Emmanuel Reynaud est un personnage.
"et son capitaine ?", bien sûr...
RépondreSupprimerMichel, ta réaction à l'égard des propos de Reynaud et de Roux me conforte dans mon idée qu'il vaut mieux s'intéresser aux œuvres qu'à leurs auteurs. Constatation valable pour l'ensemble des activités humaines et pas seulement pour le vin. Rousseau abandonnait ses enfants, Voltaire possédait des parts dans une société de commerce d'esclaves, Heidegger et Karajan étaient membres du parti nazi, Elia Kazan à nourri le McCarthysme, etc. Turpitudes qui n'ôtent rien à l'œuvre en tant que telle mais dont la connaissance peut modifier le plaisir qu'on peut en tirer.
RépondreSupprimerEinstein et ses enfants, pas mal non plus ...
RépondreSupprimerOui, je sais tout ça Alain, mais que veux-tu je suis un horrible sentimental doublé d'un incorrigible naïf. J'ai lu Céline, par exemple - ou du moins j'ai essayé - mais je n'ai plus envie de m'y replonger.

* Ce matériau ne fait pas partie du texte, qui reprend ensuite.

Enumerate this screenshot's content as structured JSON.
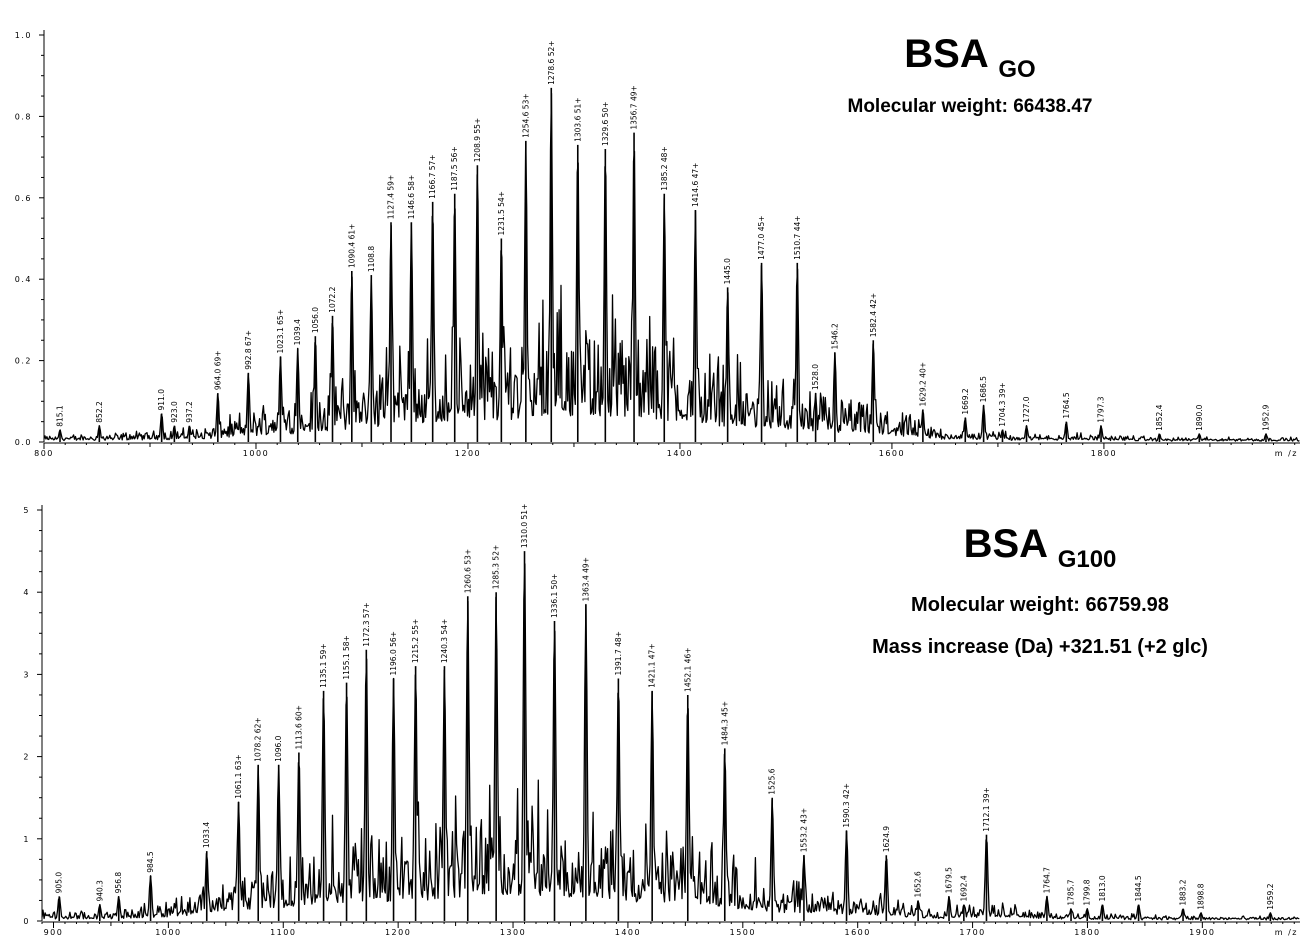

RépondreSupprimerJe sais, c'est stupide d'agir ainsi, mais j'aime les hommes avant tout, et je les aime "pour leurs idées", comme on dit, ou pour leurs aptitudes à mettre leurs idées en phase avec leurs comportements. J'admire les personnages hors normes pour l'exemplarité de leurs pensées et la profondeur de leurs sentiments. C'est con, j'en conviens, car on a tous une face cachée plutôt sombre. L'actualité nous le montre chaque jour. Les noms que tu évoques ne suscitent chez moi guère d'intérêt pour leurs oeuvres. Il y en a tant et tant d'autres qui ont ma curiosité. Et il en va de même pour le vin car, quand je le bois, le vin fait toujours apparaître le visage de celui qui le fait.
Prenons pour exemple Pibarnon : j'ai toujours aimé Henri de Saint-Victor et j'ai souvent adulé ses vins en dépit des horreurs que l'on pouvait dire sur lui pour la simple et bonne raison que je ne l'ai jamais entendu dire du mal de quelqu'un et encore moins proféré des horreurs, racistes ou autres, en dépit de certaines remarques qui parfois frisaient la nostalgie pour une certaine forme de colonialisme (nous parlions beaucoup d'Afrique, en dehors du vin). Sa vision du vin était passionnante à écouter et, malheureusement, ce n'était le cas ni de Reynaud, ni de Roux.
Alors quand j'entends des concerts de louanges sur Reynaud et ses vins...
Mais passons, je retourne à mes vendanges...
la propreté ne tient parfois qu'à un fil, dans tous les domaines de la vie
RépondreSupprimer:-)
J'aurais aussi pu mentionner ces musiciens de jazz qui mettaient leur(s) petite(s) amie(s) sur le trottoir.